The US stock market has plummeted to its lowest level since November 2020 as Fed officials maintained their hawkish stance and turmoil in Europe continued to worry investors. Yesterday, the S&P 500 dropped by as much as 2.9% but has won back some losses in today's morning session. Such a deep decline wipes out all the previous attempts of the index to recover after a six-week fall. The high-tech Nasdaq 100 slumped by nearly 4% after St. Louis Fed President James Bullard said that investors have now realized that they can't escape additional rate hikes in the coming months.
Meanwhile, US Treasuries pared their early losses while the 10-year Treasury yield stayed at the level of 3.76%. For your reference, the US 10-year yield declined slightly after reaching its high of 4.015% that was last seen in October 2008. Despite a slight correction, US Treasuries are still headed for their biggest annual loss since 1973. In the UK, the cost of government bonds with a 30-year maturity period slumped by as much as 72 basis points to 4.26%. Earlier, it surged to the highest level since 1998 before the Bank of England signaled its intention to purchase bonds to stabilize the situation.
According to fresh data, inflation in Germany has exceeded 10% and the country agreed to cut energy consumption which could only add to inflationary pressures. This situation pushes the European Central Bank to follow the steps of its American counterpart. Investors are struggling to track the uncoordinated moves of central banks as the Fed and the ECB are determined to pursue further monetary tightening while the Bank of England has unveiled a plan to support government debt. In the meantime, monetary authorities in Asia are trying to support their weakening currencies.

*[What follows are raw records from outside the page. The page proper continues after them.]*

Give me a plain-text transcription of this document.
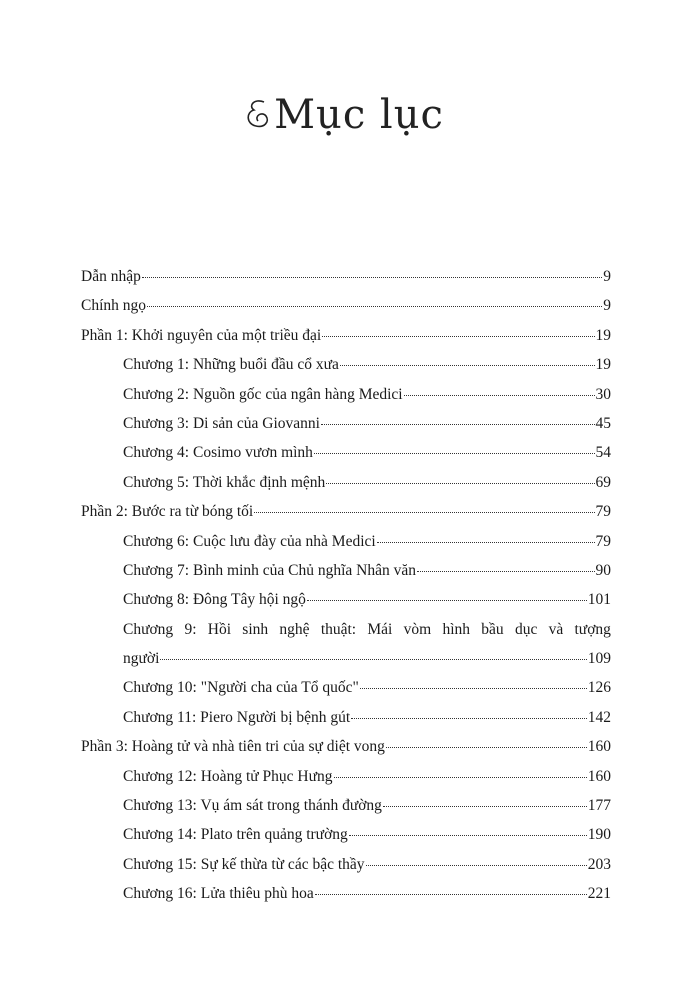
Mục lục
Dẫn nhập	9
Chính ngọ	9
Phần 1: Khởi nguyên của một triều đại	19
Chương 1: Những buổi đầu cổ xưa	19
Chương 2: Nguồn gốc của ngân hàng Medici	30
Chương 3: Di sản của Giovanni	45
Chương 4: Cosimo vươn mình	54
Chương 5: Thời khắc định mệnh	69
Phần 2: Bước ra từ bóng tối	79
Chương 6: Cuộc lưu đày của nhà Medici	79
Chương 7: Bình minh của Chủ nghĩa Nhân văn	90
Chương 8: Đông Tây hội ngộ	101
Chương 9: Hồi sinh nghệ thuật: Mái vòm hình bầu dục và tượng
người	109
Chương 10: "Người cha của Tổ quốc"	126
Chương 11: Piero Người bị bệnh gút	142
Phần 3: Hoàng tử và nhà tiên tri của sự diệt vong	160
Chương 12: Hoàng tử Phục Hưng	160
Chương 13: Vụ ám sát trong thánh đường	177
Chương 14: Plato trên quảng trường	190
Chương 15: Sự kế thừa từ các bậc thầy	203
Chương 16: Lửa thiêu phù hoa	221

As was mentioned above, the Fed officials continue to warn markets that more rate hikes are coming which will hurt the economy even more in the near term. Cleveland Fed President Loretta Mester echoed the rhetoric that her colleagues reinforced this week. Yesterday, after US markets closed, San Francisco Fed President Mary Daly, said the central bank should curb inflation in a manner that avoids a difficult downturn.
As for the political background, the European Commission announced the eighth package of sanctions that will include a price cap on Russian oil exports as Russia signaled it would go ahead with the annexation of Ukrainian territories.
Regarding the technical outlook for the S&P 500, traders managed to regain control over the level of $3,643 after yesterday's sell-off. Their next target is the level of $3,677 which still makes an upside correction possible. While testing the bottom, bulls will need to return the price to $3,677and $3,706 to develop a proper correction. Only then will it be possible for the price to head towards $3,735. A breakout of this range will add fuel to the upside momentum to the target of $3,773. The level of $3,801 will act as the most distant target. In case of a decline, a breakout of $3,643 will quickly push the price to $3,608 and will pave the way to retest the support of $3 579. Then we can expect a stronger sell-off below this range and a decline to the area of $3,544 where the pressure may slightly ease.